For the 2003 race Schindler brought in a new elite athlete coordinator, Christoph Kopp, who had originally developed the Berlin Marathon into a world-class race and had already helped Schindler in Regensburg. He had immediate success as the 2:10 barrier was finally broken in Frankfurt with Kenya’s Boaz Kimaiyo clocking 2:09:28. Since that race there has not been any male winner who has run slower than 2:10. Year by year Frankfurt’s course record became faster and faster. Times improved so strongly that today a 2:08 finishing time would be regarded as a great disappointment. The course has been improved and made faster times more attainable, but the main change is that the race is now attractive for the best runners in the world.

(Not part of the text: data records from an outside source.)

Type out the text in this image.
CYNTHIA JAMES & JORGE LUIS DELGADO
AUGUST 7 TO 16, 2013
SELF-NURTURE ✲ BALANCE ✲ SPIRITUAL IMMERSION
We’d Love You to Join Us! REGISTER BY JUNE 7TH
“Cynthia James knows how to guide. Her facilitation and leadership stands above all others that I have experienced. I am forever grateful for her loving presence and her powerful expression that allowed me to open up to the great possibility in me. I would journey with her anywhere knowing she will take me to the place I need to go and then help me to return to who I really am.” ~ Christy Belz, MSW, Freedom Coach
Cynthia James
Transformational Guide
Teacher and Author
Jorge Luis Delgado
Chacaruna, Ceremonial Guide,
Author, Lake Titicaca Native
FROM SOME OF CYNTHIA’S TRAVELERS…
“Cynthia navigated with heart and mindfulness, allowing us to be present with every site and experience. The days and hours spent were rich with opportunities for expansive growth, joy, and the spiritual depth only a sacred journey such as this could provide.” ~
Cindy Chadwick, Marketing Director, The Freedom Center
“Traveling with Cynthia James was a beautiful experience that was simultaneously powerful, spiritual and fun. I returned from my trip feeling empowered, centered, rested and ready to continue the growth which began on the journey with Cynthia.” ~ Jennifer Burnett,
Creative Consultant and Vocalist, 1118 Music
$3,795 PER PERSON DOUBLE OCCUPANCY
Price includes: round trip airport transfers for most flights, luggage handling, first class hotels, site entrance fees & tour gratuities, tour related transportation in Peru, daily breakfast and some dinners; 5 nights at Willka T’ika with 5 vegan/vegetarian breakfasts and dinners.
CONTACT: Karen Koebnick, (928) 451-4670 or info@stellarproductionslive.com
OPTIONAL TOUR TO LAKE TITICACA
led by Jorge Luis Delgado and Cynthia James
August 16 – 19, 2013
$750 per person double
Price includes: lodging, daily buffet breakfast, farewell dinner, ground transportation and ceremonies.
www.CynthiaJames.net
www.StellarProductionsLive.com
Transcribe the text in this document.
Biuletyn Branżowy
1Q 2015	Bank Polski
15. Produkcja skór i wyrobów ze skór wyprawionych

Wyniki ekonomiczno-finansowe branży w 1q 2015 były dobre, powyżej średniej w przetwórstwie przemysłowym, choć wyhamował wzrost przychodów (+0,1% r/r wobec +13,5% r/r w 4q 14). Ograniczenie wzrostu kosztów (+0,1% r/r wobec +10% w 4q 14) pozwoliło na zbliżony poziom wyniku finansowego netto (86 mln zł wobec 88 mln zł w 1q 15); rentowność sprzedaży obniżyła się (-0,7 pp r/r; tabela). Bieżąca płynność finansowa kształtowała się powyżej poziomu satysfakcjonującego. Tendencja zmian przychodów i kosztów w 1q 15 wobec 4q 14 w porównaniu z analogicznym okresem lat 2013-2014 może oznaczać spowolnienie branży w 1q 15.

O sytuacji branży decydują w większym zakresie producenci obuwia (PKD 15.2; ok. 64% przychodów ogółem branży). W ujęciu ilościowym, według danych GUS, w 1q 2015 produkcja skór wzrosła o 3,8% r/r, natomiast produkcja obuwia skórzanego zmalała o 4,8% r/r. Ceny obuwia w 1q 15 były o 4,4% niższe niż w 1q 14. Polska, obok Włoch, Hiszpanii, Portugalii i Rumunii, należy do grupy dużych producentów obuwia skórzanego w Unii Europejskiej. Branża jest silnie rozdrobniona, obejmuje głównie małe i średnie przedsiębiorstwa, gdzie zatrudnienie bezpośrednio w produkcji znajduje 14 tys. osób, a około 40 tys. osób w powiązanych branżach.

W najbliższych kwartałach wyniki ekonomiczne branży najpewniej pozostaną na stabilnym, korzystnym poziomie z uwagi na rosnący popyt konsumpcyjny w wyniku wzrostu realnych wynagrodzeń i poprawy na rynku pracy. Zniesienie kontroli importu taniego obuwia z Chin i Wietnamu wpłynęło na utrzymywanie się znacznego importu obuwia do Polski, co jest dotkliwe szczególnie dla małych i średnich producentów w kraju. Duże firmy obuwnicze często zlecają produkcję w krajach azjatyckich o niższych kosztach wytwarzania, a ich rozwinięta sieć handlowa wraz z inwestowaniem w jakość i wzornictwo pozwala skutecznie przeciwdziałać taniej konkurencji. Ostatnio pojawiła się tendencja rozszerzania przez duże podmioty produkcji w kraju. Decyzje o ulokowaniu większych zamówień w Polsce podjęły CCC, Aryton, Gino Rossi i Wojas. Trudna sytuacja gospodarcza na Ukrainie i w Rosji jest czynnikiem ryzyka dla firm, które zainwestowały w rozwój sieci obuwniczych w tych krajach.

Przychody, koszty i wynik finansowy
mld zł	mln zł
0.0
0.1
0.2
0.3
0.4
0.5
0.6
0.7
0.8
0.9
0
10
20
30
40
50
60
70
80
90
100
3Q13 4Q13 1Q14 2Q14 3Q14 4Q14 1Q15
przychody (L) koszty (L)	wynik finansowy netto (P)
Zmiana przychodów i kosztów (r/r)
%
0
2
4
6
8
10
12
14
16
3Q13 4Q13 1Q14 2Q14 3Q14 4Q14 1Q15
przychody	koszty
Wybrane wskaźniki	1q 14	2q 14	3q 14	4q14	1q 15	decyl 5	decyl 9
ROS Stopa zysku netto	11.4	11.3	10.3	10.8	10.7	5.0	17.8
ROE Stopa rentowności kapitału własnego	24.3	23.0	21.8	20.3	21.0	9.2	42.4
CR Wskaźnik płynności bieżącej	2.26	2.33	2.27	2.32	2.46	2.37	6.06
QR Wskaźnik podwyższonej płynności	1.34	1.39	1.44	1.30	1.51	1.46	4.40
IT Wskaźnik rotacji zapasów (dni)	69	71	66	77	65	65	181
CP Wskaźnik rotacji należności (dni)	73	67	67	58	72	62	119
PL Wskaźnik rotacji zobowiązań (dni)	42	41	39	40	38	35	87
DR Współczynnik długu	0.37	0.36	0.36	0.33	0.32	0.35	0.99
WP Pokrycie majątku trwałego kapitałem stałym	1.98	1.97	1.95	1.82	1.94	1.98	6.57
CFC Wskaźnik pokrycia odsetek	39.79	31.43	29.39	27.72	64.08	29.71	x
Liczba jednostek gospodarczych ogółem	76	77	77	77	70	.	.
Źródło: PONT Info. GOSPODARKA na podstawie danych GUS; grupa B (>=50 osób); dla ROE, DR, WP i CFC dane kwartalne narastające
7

In the past four years the men’s course record has been broken in each race. It has improved from 2:08:29 (2005) to 2:04:57. In 2007 Wilfred Kigen ran 2:07:58; a year later Robert K. Cheruiyot clocked 2:07:21; then Gilbert Kirwa finished in 2:06:14 and in 2010 Wilson Kipsang returned an amazing 2:04:57. It was then the tenth fastest marathon time ever run. The average of the ten fastest men’s times now is 2:06:53.5 and this currently puts Frankfurt in ninth place in the list of the fastest marathons in the world. In 2010 the women’s course record was also smashed as Caroline Kilel (Kenya) took the race with 2:23:25. A record number of 12,475 runners from 76 nations had entered the event.

With the BMW Frankfurt Marathon storming through so fast into the top rank of world marathons, one might ask: what is next? Can it get any better at this year’s jubilee race? The organisers obviously think so, because they will offer a world record bonus for the first time in the history of their event.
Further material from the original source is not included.